My mother was proud Scots-Irish. She could pinch a penny with the best of them. I told my kids that, and they called me a racist! Maybe. But the last thing she would have wanted was a big expensive send-off.

They wrote their own obituaries, beginning decades ago, typing on onion-skin paper and making edits in pencil until the crinkly paper tore. Four, no six, no seven grandchildren. They included things I would have left out (committees, a resume in past tense) and left out things I would have included (he picked up a few bucks one night ushering at the premiere of "Gone With The Wind!") But it wasn't my obituary to edit.

Mom made notes at the bottom of her obituary of Scriptures and hymns for the funeral. "Joyful, Joyful, We Adore Thee." It's not what I would have picked, but it wasn't my funeral. My job was to honor my father and mother by following instructions. I did my best.

They had one funeral, one grave, and they'll have one headstone. For better or for worse, they gave up their individual identities to each other, and the two became as one.

My dad raised prize-winning camellias in a greenhouse behind our home. We cut some of his blooms and tossed them in the grave.

My dad told me he had no regrets. "I've had a good life," he said. "The Lord's been good to me. Nell's looked after me well."

If you've got to die, you might as well go with no regrets.

MAKING YOUR FINAL PLANS

Stuart Watson says to do it now - do not wait:

Have "the talk" about what you want to do with your remains. It's not morbid. It's practical. And it's loving.

Consider organ donation. Your death could save another life.

Fill out a living will or advance health care directive and get it signed and witnessed and notarized. This doesn't need to involve hiring an expensive lawyer to be legally binding. The North Carolina Secretary of State has a website with the forms available for free. You can file them online for $10. www.nclifelinks.org.

Write the obituary and have it edited by someone who knows you and loves you and can gently encourage you to brag more - or less.

Do you want flowers or a donation to charity in your name? If so, which charity?

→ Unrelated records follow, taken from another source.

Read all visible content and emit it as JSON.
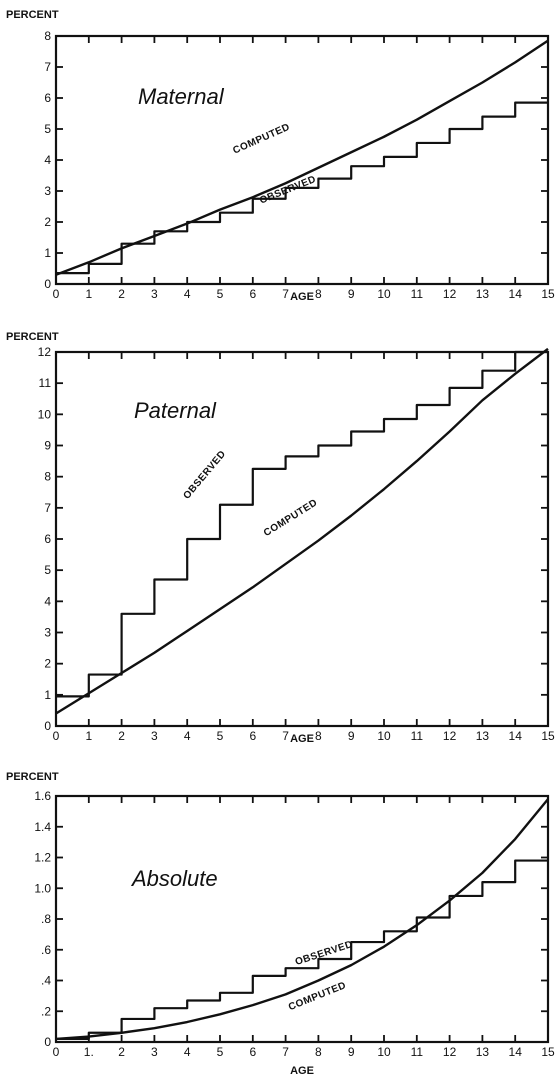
{
  "chart_data": [
    {
      "type": "line",
      "label": "Maternal",
      "ylabel": "PERCENT",
      "xlabel": "AGE",
      "xlim": [
        0,
        15
      ],
      "ylim": [
        0,
        8
      ],
      "x_ticks": [
        "0",
        "1",
        "2",
        "3",
        "4",
        "5",
        "6",
        "7",
        "8",
        "9",
        "10",
        "11",
        "12",
        "13",
        "14",
        "15"
      ],
      "y_ticks": [
        "0",
        "1",
        "2",
        "3",
        "4",
        "5",
        "6",
        "7",
        "8"
      ],
      "series": [
        {
          "name": "COMPUTED",
          "style": "curve",
          "x": [
            0,
            1,
            2,
            3,
            4,
            5,
            6,
            7,
            8,
            9,
            10,
            11,
            12,
            13,
            14,
            15
          ],
          "y": [
            0.3,
            0.7,
            1.15,
            1.55,
            1.95,
            2.4,
            2.8,
            3.25,
            3.75,
            4.25,
            4.75,
            5.3,
            5.9,
            6.5,
            7.15,
            7.85
          ]
        },
        {
          "name": "OBSERVED",
          "style": "step",
          "x": [
            0,
            1,
            2,
            3,
            4,
            5,
            6,
            7,
            8,
            9,
            10,
            11,
            12,
            13,
            14,
            15
          ],
          "y": [
            0.35,
            0.65,
            1.3,
            1.7,
            2.0,
            2.3,
            2.75,
            3.1,
            3.4,
            3.8,
            4.1,
            4.55,
            5.0,
            5.4,
            5.85,
            5.85
          ]
        }
      ]
    },
    {
      "type": "line",
      "label": "Paternal",
      "ylabel": "PERCENT",
      "xlabel": "AGE",
      "xlim": [
        0,
        15
      ],
      "ylim": [
        0,
        12
      ],
      "x_ticks": [
        "0",
        "1",
        "2",
        "3",
        "4",
        "5",
        "6",
        "7",
        "8",
        "9",
        "10",
        "11",
        "12",
        "13",
        "14",
        "15"
      ],
      "y_ticks": [
        "0",
        "1",
        "2",
        "3",
        "4",
        "5",
        "6",
        "7",
        "8",
        "9",
        "10",
        "11",
        "12"
      ],
      "series": [
        {
          "name": "COMPUTED",
          "style": "curve",
          "x": [
            0,
            1,
            2,
            3,
            4,
            5,
            6,
            7,
            8,
            9,
            10,
            11,
            12,
            13,
            14,
            15
          ],
          "y": [
            0.4,
            1.05,
            1.7,
            2.35,
            3.05,
            3.75,
            4.45,
            5.2,
            5.95,
            6.75,
            7.6,
            8.5,
            9.45,
            10.45,
            11.3,
            12.1
          ]
        },
        {
          "name": "OBSERVED",
          "style": "step",
          "x": [
            0,
            1,
            2,
            3,
            4,
            5,
            6,
            7,
            8,
            9,
            10,
            11,
            12,
            13,
            14,
            15
          ],
          "y": [
            0.95,
            1.65,
            3.6,
            4.7,
            6.0,
            7.1,
            8.25,
            8.65,
            9.0,
            9.45,
            9.85,
            10.3,
            10.85,
            11.4,
            12.0,
            12.0
          ]
        }
      ]
    },
    {
      "type": "line",
      "label": "Absolute",
      "ylabel": "PERCENT",
      "xlabel": "AGE",
      "xlim": [
        0,
        15
      ],
      "ylim": [
        0,
        1.6
      ],
      "x_ticks": [
        "0",
        "1.",
        "2",
        "3",
        "4",
        "5",
        "6",
        "7",
        "8",
        "9",
        "10",
        "11",
        "12",
        "13",
        "14",
        "15"
      ],
      "y_ticks": [
        "0",
        ".2",
        ".4",
        ".6",
        ".8",
        "1.0",
        "1.2",
        "1.4",
        "1.6"
      ],
      "series": [
        {
          "name": "COMPUTED",
          "style": "curve",
          "x": [
            0,
            1,
            2,
            3,
            4,
            5,
            6,
            7,
            8,
            9,
            10,
            11,
            12,
            13,
            14,
            15
          ],
          "y": [
            0.02,
            0.035,
            0.06,
            0.09,
            0.13,
            0.18,
            0.24,
            0.31,
            0.4,
            0.5,
            0.62,
            0.76,
            0.92,
            1.1,
            1.32,
            1.58
          ]
        },
        {
          "name": "OBSERVED",
          "style": "step",
          "x": [
            0,
            1,
            2,
            3,
            4,
            5,
            6,
            7,
            8,
            9,
            10,
            11,
            12,
            13,
            14,
            15
          ],
          "y": [
            0.02,
            0.06,
            0.15,
            0.22,
            0.27,
            0.32,
            0.43,
            0.48,
            0.54,
            0.65,
            0.72,
            0.81,
            0.95,
            1.04,
            1.18,
            1.18
          ]
        }
      ]
    }
  ]
}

Draft a will. Interview attorneys. You probably want to say who gets what, and you probably don't want to leave your loved ones with a big mess or a bitter and expensive court fight.

Consider calling the Funeral Consumer's Alliance, www.funerals.org, or shopping for caskets, urns, funeral homes or other major expenses so you'll know who to call when the time comes. It can save thousands of dollars and a lot of heartache for the family during a tremendously stressful time.

Store your documentation with a person or in a place where your next-of-kin will be able to immediately lay hands on it when the time comes.

Stuart Watson is an investigative reporter for WCNC-TV, the Observer's news partner.